David Lohmann¶

India Crop Prices Analysis

This notebook is dedicated to finding out information about Google search terms relating to "crop prices" searched in India. The goal is to provide insights into th thoughts of farmers in this country. The main purpose was to learn to use some Python regression and data analysis tools and techniques.

In [2]:
import pandas as pd
import os

# Access Google drive
from google.colab import auth, drive
from google.auth import default
from oauth2client.client import GoogleCredentials

# Access Google spreadsheet
import gspread

# Fourier analysis
import scipy.fftpack

# Other plotting
import matplotlib.pyplot as plt

# Other math
import numpy as np
from sklearn import linear_model
from sklearn.metrics import mean_squared_error, r2_score
In [3]:
# Access Google Drive for data
# Mount from Google drive
# drive.mount('/content/gdrive')

auth.authenticate_user()
creds, _ = default()
gc = gspread.authorize(creds)
# gc = gspread.authorize(GoogleCredentials.get_application_default())
In [ ]:
# Read in the data
# This is a Google trends csv file indicating the popularity of the search term "wheat prices" in India for every month from June 2004 to July 2019, relative to the month of max popularity with level 100
worksheet = gc.open('multiTimeline.csv').sheet1
rows = worksheet.get_all_values()
df = pd.DataFrame.from_records(rows)
#df = pd.read_csv('gdrive/My Drive/multiTimeline.csv.gsheet')
In [ ]:
# Read from Google sheet to pandas dataframe
df_search = pd.DataFrame.from_records(rows)

# Rename column's to 3rd line in file
df.rename(columns=df.iloc[2], inplace=True)

# Drop 1st - 3rd lines in file to get the data
df.drop(df.index[0:3], inplace=True)

# Reset the indexes to start at 0, since first few rows were dropped
df.reset_index(drop=True, inplace=True)

# Convert data types to datetime for the months, and ints for the crop price search term value
df['Month'] = pd.to_datetime(df['Month'], format='%Y-%m-%d')
df['wheat prices: (India)'] = pd.to_numeric(df['wheat prices: (India)'], downcast='integer')

# Set the index to the month
df.set_index('Month', inplace=True)
#df.index = pd.to_datetime(df.index)

print(df)
            wheat prices: (India)
Month                            
2004-01-01                      0
2004-02-01                     77
2004-03-01                     99
2004-04-01                     74
2004-05-01                     63
...                           ...
2019-03-01                      1
2019-04-01                      2
2019-05-01                      2
2019-06-01                      1
2019-07-01                      7

[187 rows x 1 columns]
In [ ]:
#df.dtypes
#os.listdir('gdrive/My Drive')
df.info()
<class 'pandas.core.frame.DataFrame'>
DatetimeIndex: 187 entries, 2004-01-01 to 2019-07-01
Data columns (total 1 columns):
 #   Column                 Non-Null Count  Dtype
---  ------                 --------------  -----
 0   wheat prices: (India)  187 non-null    int8 
dtypes: int8(1)
memory usage: 1.6 KB
In [ ]:
# Make a line plot
df.plot(kind='line', title='Frequency of the search term \'wheat prices\' on Google in India', figsize=(20, 10))
Out[ ]:
<Axes: title={'center': "Frequency of the search term 'wheat prices' on Google in India"}, xlabel='Month'>
No description has been provided for this image

I suspect that the reason why the Google trends for the search query "wheat prices" in India swung so wildly from 2004 - 2007 could possibly have been because Google Search may have been newer and less popular in India back then, and so a relatively small change in the absolute number of queries could have had a large impact on the overall relative popularity of that search term.
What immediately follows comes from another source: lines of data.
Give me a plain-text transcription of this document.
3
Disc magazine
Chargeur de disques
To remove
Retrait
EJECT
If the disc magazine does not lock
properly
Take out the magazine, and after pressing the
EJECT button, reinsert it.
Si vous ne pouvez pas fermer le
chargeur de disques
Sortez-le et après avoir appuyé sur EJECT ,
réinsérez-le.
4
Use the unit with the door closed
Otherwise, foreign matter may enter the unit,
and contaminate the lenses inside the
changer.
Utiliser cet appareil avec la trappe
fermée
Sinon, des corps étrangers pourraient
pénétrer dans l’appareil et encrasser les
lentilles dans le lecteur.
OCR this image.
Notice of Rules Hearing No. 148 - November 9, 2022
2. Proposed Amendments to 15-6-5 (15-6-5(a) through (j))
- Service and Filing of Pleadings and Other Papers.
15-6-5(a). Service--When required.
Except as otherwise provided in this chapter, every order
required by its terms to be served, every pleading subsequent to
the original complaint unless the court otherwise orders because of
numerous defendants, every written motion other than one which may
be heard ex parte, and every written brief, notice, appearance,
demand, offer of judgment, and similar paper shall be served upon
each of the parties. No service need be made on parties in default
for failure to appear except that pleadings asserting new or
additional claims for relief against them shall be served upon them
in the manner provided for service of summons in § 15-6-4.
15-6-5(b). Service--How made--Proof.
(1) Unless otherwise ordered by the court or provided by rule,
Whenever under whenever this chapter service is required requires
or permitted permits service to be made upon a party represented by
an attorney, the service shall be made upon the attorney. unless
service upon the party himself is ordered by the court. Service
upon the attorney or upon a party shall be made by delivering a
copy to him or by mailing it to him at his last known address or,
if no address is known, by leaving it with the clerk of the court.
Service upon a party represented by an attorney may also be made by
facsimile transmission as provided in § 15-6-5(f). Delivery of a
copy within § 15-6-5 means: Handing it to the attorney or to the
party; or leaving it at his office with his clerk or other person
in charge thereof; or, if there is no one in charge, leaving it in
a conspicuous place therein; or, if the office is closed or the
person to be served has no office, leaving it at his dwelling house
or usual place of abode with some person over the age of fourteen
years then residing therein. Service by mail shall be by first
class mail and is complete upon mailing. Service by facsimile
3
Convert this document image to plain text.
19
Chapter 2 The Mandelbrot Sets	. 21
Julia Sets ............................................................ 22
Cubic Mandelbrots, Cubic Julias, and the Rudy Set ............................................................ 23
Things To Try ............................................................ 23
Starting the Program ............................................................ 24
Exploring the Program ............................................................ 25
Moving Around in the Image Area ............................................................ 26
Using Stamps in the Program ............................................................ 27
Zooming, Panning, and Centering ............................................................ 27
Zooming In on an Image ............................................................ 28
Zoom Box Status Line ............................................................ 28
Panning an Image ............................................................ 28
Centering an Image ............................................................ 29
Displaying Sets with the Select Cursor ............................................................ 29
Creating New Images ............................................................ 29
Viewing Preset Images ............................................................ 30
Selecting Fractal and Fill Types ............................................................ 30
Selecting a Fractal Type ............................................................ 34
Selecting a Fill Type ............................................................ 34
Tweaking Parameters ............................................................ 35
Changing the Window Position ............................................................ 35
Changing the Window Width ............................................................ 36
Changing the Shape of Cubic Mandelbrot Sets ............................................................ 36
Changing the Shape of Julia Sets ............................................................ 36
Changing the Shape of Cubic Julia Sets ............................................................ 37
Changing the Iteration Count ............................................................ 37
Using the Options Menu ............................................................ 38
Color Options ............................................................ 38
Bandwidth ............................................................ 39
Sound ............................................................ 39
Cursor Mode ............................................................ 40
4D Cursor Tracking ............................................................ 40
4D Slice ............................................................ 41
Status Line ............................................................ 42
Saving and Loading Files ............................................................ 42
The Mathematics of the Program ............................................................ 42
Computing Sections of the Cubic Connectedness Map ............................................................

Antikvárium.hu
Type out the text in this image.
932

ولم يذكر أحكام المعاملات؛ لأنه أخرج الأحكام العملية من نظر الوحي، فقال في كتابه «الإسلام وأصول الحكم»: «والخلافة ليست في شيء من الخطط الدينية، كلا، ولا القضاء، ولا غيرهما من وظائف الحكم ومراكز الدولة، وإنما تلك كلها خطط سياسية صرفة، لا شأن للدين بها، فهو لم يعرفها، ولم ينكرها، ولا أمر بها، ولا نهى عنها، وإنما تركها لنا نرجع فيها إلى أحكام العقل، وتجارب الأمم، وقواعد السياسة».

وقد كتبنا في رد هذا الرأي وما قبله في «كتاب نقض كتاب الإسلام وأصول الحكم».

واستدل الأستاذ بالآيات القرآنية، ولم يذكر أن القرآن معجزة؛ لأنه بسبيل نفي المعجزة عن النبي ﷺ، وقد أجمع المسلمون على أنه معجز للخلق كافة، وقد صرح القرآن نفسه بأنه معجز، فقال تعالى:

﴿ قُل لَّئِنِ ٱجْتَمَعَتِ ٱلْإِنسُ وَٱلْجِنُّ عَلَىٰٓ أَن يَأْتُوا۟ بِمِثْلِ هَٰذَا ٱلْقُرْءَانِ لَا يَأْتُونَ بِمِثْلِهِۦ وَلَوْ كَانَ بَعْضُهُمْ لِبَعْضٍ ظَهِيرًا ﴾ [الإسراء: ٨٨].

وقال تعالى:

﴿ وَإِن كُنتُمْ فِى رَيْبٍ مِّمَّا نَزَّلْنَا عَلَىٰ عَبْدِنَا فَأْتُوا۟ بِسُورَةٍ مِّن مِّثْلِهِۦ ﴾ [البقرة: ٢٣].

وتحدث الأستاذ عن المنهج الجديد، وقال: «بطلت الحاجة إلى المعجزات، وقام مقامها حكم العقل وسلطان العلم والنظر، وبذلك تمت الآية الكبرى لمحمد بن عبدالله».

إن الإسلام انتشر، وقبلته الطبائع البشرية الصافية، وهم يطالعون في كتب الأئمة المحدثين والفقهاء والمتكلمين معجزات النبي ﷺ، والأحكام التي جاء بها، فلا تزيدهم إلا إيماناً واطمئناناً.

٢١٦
Later on, as more users in India began using Google, the relative proportion of the query "wheat prices" may have undergone regression to the mean as a result of the law of large numbers.

To quote from Google trends, the Google trends value is from 0 to 100 representing "how many searches have been done for the particular term relative to the total number of searches done on Google"

"Numbers on the graph don't represent absolute search volume numbers, because the data is normalised and presented on a scale from 0-100, where each point on the graph is divided by the highest point, or 100. The numbers next to the search terms at the top of the graph are sums, or totals. A line trending downward means that a search term's relative popularity is decreasing—not necessarily that the total number of searches for that term is decreasing, but that its popularity compared to other searches is shrinking."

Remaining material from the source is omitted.